Create a dynamic ApsaraDB RDS secret

  1. Log on to the KMS console.
  2. In the top navigation bar, select the region in which you want to create a secret.
  3. In the left-side navigation pane, click Secrets.
  4. Click Create Secret.
  5. In the Create Secret dialog box, configure the following parameters and click Next:
    • Select Type: Select Managed Credential for RDS.
    • Secret name: Specify the name of the secret.
    • Select RDS Instance: Select an existing ApsaraDB RDS instance within your Alibaba Cloud account.
    • Set Secret Value: Select the mode in which the secret is managed and configure the secret value.
      • Manage Dual Account: This mode applies to the scenarios in which the secret is used by applications to access the ApsaraDB RDS instance. We recommend that you select this mode. In this mode, KMS manages two accounts that have identical permissions. This mode ensures that the connections between applications and the ApsaraDB RDS instance are not interrupted when the secret is rotated.
        • Click the One-click creation and authorization tab, specify an account name prefix, select a database, and then specify the permissions.
          Note KMS does not immediately create the accounts. KMS creates the accounts after you review and confirm the secret information.
        • Click the Import existing accounts tab, select accounts, and then specify passwords of the accounts.
          Note We recommend that you specify the same passwords as the passwords that you specified for the accounts when you created the ApsaraDB RDS instance. If an imported account and the specified password do not match, you can obtain the valid account and password after the secret is rotated for the first time.
      • Manage Single Account: This mode applies to the scenarios in which a privileged account or a manual O&M account is managed. In this mode, the current version of the secret may be temporarily unavailable when the secret is rotated.
        • Click the One-click creation and authorization tab, specify an account name prefix and select an account type.

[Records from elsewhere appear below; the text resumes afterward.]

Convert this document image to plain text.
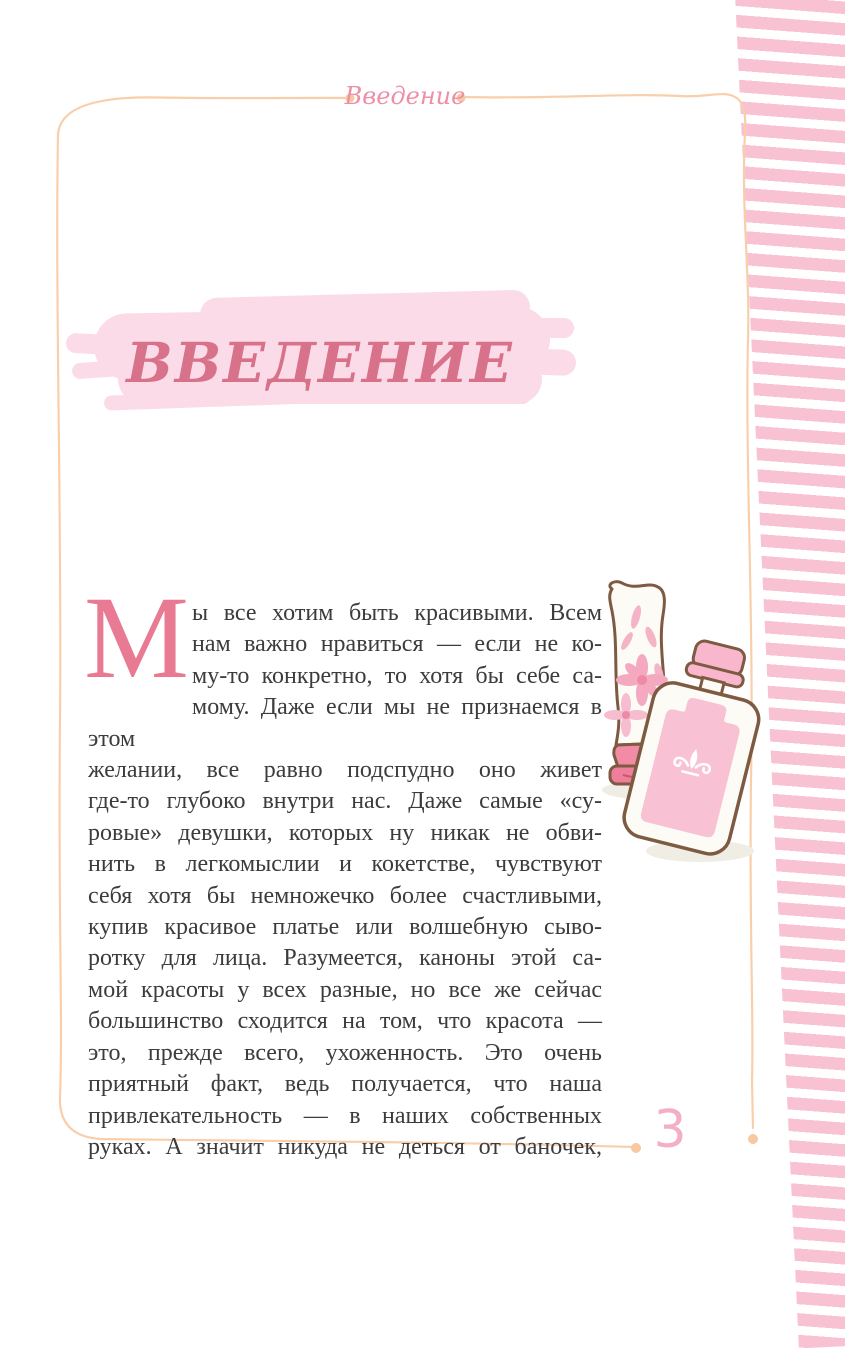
Введение
ВВЕДЕНИЕ
М ы все хотим быть красивыми. Всем
нам важно нравиться — если не ко-
му-то конкретно, то хотя бы себе са-
мому. Даже если мы не признаемся в этом
желании, все равно подспудно оно живет
где-то глубоко внутри нас. Даже самые «су-
ровые» девушки, которых ну никак не обви-
нить в легкомыслии и кокетстве, чувствуют
себя хотя бы немножечко более счастливыми,
купив красивое платье или волшебную сыво-
ротку для лица. Разумеется, каноны этой са-
мой красоты у всех разные, но все же сейчас
большинство сходится на том, что красота —
это, прежде всего, ухоженность. Это очень
приятный факт, ведь получается, что наша
привлекательность — в наших собственных
руках. А значит никуда не деться от баночек, 3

          You can select Common Account or High Authority Account as the account type. If you select Common Account, you must select a database and specify the permissions of the account.

        • Click the Import existing accounts tab, select an account, and then specify the password of the account.
    • Secret Description: Enter the description of the secret.
  6. In the Configuration rotation dialog box, select Turn on automatic rotation, configure the Rotation Period parameter, and then click Next.
    Note If you do not want the ApsaraDB RDS secret to be automatically rotated, select Turn off automatic rotation.
  7. In the Review and confirm dialog box, confirm the configurations of the secret and click OK.
  8. In the Created successfully message, click Close.

Delete a dynamic ApsaraDB RDS secret

Before you delete a dynamic ApsaraDB RDS secret, make sure that the dynamic ApsaraDB RDS secret is no longer used.

You can schedule the deletion of a dynamic ApsaraDB RDS secret or immediately delete a dynamic ApsaraDB RDS secret.

  1. Find the dynamic ApsaraDB RDS secret that you want to delete and choose More > Plan Deletion Secret in the Actions column.
  2. In the Delete Secret dialog box, select a method to delete the secret and click OK.
    • If you select Plan Deletion Secret, you must configure the Delete In (7-30 days) parameter. Then, the system deletes the secret after the specified number of days.

      Before the system deletes the secret, you can restore the secret to cancel deletion. For more information, see Restore a dynamic ApsaraDB RDS secret.

    • If you select Delete Secret Immediately, the system immediately deletes the secret.

Restore a dynamic ApsaraDB RDS secret

If you schedule a dynamic ApsaraDB RDS secret to be deleted, you can restore the secret to cancel deletion before the system deletes the secret. After the dynamic ApsaraDB RDS secret is restored, it can be used as normal.

  1. Find the dynamic ApsaraDB RDS secret that you want to restore and choose More > Restore Secret in the Actions column.
  2. In the Restore Secret message, click OK.